A jobs report released in early September pounds this point home. The unexpected loss of 4,000 corporate payroll jobs (the first drop in four years) plus a very unsettling 316,000 drop in the household jobs survey is consistent with the recent shocks to our financial system.

So were the 81,000 downward revisions to the prior months’ of June and July. Incidentally, the only reason unemployment held firm at 4.6 percent is a 340,000-drop in the civilian labor force. This undoubtedly signals worker discouragement and declining labor morale.

After President Bush slashed tax rates four years ago, many of us argued that the rising household survey of jobs gains was a good leading indicator of more work and lower unemployment. We were right. Both the payroll and the household surveys produced eight million new jobs, while the unemployment rate dropped from 6.3 percent to 4.5 percent. That said, year-to-date the monthly change in household employment is actually falling by an average of 16,000. This is a big negative and does not bode well for future job tallies.

There are some saving graces to the economic story. Recent numbers from the Institute of Supply Managers show an expanding economy in manufacturing and services. Same-store chain sales came in above estimate for August. Personal incomes after tax and after inflation are still rising by 3.8 percent for the 12 months ending in July.

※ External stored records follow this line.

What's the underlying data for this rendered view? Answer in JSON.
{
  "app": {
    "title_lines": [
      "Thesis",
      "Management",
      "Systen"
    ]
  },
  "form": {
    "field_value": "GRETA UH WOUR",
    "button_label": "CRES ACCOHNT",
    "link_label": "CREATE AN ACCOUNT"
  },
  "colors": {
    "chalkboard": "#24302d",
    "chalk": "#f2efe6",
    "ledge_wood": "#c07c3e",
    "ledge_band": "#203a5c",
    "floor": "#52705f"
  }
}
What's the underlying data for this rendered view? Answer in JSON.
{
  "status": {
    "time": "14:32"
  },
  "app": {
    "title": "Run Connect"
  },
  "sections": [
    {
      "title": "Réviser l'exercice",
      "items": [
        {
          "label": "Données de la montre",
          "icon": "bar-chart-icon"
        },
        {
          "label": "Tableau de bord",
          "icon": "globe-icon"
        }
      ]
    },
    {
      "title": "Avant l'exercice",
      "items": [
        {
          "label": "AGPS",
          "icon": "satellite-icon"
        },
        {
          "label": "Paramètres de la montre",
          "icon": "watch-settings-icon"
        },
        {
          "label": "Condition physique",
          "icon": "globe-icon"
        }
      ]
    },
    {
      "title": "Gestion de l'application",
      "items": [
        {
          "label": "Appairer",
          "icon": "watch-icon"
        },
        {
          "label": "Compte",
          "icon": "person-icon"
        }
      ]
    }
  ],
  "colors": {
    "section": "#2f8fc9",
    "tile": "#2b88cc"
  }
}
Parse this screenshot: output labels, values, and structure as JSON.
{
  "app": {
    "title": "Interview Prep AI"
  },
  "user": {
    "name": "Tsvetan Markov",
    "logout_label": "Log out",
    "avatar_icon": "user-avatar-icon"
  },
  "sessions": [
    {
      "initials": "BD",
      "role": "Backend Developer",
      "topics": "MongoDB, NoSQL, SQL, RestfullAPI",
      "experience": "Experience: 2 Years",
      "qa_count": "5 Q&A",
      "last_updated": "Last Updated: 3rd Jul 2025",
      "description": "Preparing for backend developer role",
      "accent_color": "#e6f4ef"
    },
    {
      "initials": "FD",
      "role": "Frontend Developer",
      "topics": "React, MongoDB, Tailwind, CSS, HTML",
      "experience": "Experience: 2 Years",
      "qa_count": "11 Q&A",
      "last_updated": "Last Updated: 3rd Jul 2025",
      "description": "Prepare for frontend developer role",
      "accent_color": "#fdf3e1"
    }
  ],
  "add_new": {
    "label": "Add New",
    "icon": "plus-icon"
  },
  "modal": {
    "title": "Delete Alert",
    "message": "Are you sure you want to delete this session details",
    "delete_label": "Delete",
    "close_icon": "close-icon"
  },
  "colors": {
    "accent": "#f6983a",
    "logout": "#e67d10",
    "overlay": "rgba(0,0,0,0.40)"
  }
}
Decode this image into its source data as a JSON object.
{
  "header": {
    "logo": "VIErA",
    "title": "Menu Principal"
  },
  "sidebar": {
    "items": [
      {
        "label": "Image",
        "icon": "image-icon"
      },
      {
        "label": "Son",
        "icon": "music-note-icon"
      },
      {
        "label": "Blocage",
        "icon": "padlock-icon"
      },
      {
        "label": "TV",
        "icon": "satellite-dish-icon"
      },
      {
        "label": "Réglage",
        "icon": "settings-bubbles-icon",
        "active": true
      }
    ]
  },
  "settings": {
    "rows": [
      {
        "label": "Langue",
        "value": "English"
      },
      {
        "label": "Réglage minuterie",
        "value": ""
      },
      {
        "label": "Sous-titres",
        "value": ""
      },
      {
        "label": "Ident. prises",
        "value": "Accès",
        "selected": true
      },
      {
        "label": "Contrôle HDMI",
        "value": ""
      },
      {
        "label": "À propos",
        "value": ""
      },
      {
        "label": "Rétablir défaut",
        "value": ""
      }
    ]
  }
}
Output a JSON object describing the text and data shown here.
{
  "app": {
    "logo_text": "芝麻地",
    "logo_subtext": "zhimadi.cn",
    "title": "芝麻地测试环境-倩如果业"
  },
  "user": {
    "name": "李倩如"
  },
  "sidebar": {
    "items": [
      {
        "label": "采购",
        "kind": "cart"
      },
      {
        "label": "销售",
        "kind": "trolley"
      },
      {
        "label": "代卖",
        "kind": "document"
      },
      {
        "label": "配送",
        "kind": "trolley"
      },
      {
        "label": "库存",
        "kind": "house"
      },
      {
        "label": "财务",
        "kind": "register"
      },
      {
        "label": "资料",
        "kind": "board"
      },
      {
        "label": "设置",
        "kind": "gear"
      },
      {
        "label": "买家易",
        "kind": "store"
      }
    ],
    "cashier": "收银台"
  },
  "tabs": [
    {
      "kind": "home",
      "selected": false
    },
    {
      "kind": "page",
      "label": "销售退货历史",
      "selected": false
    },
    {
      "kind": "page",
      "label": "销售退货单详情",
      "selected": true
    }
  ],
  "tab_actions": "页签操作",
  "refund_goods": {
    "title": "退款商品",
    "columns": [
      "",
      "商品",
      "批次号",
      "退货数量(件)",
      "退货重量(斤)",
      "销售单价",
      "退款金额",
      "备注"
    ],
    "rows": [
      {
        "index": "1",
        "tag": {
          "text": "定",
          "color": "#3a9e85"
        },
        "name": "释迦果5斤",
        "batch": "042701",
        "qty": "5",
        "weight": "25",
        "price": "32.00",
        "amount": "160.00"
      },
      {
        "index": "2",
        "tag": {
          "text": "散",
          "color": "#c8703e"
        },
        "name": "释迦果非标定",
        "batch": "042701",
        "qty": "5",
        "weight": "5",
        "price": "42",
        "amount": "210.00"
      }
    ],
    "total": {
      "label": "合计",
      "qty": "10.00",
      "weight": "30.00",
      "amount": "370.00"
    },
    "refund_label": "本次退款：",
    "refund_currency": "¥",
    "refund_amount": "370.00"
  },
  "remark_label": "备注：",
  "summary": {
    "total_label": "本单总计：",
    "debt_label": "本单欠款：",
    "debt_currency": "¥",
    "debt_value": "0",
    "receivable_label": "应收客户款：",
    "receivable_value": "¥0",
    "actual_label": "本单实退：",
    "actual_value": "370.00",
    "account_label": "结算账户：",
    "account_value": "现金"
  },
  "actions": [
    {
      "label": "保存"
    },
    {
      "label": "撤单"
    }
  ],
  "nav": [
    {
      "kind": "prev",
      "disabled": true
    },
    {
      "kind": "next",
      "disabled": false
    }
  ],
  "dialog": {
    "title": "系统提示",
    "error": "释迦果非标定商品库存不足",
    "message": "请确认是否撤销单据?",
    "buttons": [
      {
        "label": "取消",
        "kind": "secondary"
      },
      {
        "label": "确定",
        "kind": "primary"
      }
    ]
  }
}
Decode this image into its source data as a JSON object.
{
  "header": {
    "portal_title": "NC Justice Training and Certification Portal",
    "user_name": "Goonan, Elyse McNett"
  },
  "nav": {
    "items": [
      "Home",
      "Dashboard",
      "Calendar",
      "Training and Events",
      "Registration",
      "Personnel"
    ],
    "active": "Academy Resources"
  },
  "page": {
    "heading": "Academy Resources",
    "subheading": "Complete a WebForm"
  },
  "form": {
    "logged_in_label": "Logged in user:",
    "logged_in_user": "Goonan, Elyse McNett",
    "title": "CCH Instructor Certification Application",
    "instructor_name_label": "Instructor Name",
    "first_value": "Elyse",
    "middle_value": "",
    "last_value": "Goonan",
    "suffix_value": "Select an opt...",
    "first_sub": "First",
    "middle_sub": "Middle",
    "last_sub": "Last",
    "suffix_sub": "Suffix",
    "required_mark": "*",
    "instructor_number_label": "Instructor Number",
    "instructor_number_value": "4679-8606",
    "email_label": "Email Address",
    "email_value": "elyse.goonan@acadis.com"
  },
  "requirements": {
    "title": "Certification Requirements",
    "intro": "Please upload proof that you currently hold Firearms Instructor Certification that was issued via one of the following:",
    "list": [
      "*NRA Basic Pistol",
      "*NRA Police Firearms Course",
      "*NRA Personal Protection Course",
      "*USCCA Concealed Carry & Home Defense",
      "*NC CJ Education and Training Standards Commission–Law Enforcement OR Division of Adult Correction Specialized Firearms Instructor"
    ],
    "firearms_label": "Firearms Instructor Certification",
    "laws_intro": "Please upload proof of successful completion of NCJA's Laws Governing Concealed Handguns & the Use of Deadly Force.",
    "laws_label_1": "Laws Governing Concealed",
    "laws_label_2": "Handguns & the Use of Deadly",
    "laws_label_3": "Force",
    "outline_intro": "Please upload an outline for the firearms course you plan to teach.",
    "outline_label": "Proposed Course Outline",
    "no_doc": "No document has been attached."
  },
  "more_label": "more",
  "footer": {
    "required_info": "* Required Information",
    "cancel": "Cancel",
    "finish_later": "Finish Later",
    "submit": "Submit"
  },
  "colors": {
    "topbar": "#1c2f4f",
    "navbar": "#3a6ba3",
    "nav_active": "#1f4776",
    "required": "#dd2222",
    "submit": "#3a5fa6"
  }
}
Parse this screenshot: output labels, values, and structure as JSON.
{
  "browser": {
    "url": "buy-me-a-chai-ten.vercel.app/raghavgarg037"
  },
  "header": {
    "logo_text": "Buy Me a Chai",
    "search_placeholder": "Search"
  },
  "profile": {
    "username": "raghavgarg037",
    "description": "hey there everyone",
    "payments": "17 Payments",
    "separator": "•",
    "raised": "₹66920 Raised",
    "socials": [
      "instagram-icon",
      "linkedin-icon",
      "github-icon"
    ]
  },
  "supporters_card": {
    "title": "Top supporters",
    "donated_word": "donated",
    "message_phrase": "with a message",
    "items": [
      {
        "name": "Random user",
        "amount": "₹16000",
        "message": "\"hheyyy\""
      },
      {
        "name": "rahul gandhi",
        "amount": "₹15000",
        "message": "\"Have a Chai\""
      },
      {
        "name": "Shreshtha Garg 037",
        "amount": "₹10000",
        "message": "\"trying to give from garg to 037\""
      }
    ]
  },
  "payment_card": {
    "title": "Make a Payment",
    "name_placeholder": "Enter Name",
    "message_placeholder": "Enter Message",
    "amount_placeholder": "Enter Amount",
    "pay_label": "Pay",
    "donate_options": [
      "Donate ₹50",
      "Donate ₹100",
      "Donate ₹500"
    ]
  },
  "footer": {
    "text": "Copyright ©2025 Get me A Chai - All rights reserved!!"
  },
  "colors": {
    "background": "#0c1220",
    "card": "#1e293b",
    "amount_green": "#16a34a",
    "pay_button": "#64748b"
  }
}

Silver linings aside, the commercial paper market for short-term business loans continues its deep south migration with an almost unprecedented $300 billion evaporation.

If businesses are unable to access working capital to fund their daily needs, then these firms will be forced to shrink their operations. That means layoffs.

American companies are already experiencing their first profit decline in more than five years. Non-financial domestic corporations have experienced negative profit margins and falling profits over the past three quarters. Treasury Department tax collections from business income have fallen off a cliff.

Corporate tax revenues fell 29 percent in August compared to a year ago. And these corporate tax collections have now dropped in three of the past four months. A year ago, they were rising by more than 20 percent.

So while big companies are still benefiting from overseas-based profits, the domestic story is rapidly deteriorating. Moreover, it’s a safe bet that the financial sector will deliver downside surprises as today’s mortgage mess continues to unwind.

Fortunately, financial panics don’t occur very often. But what we have before us today is a modern version of the old-fashioned run on the bank. The only difference is that the bank today is the global money market.
The Fed can fix this. But they better get moving.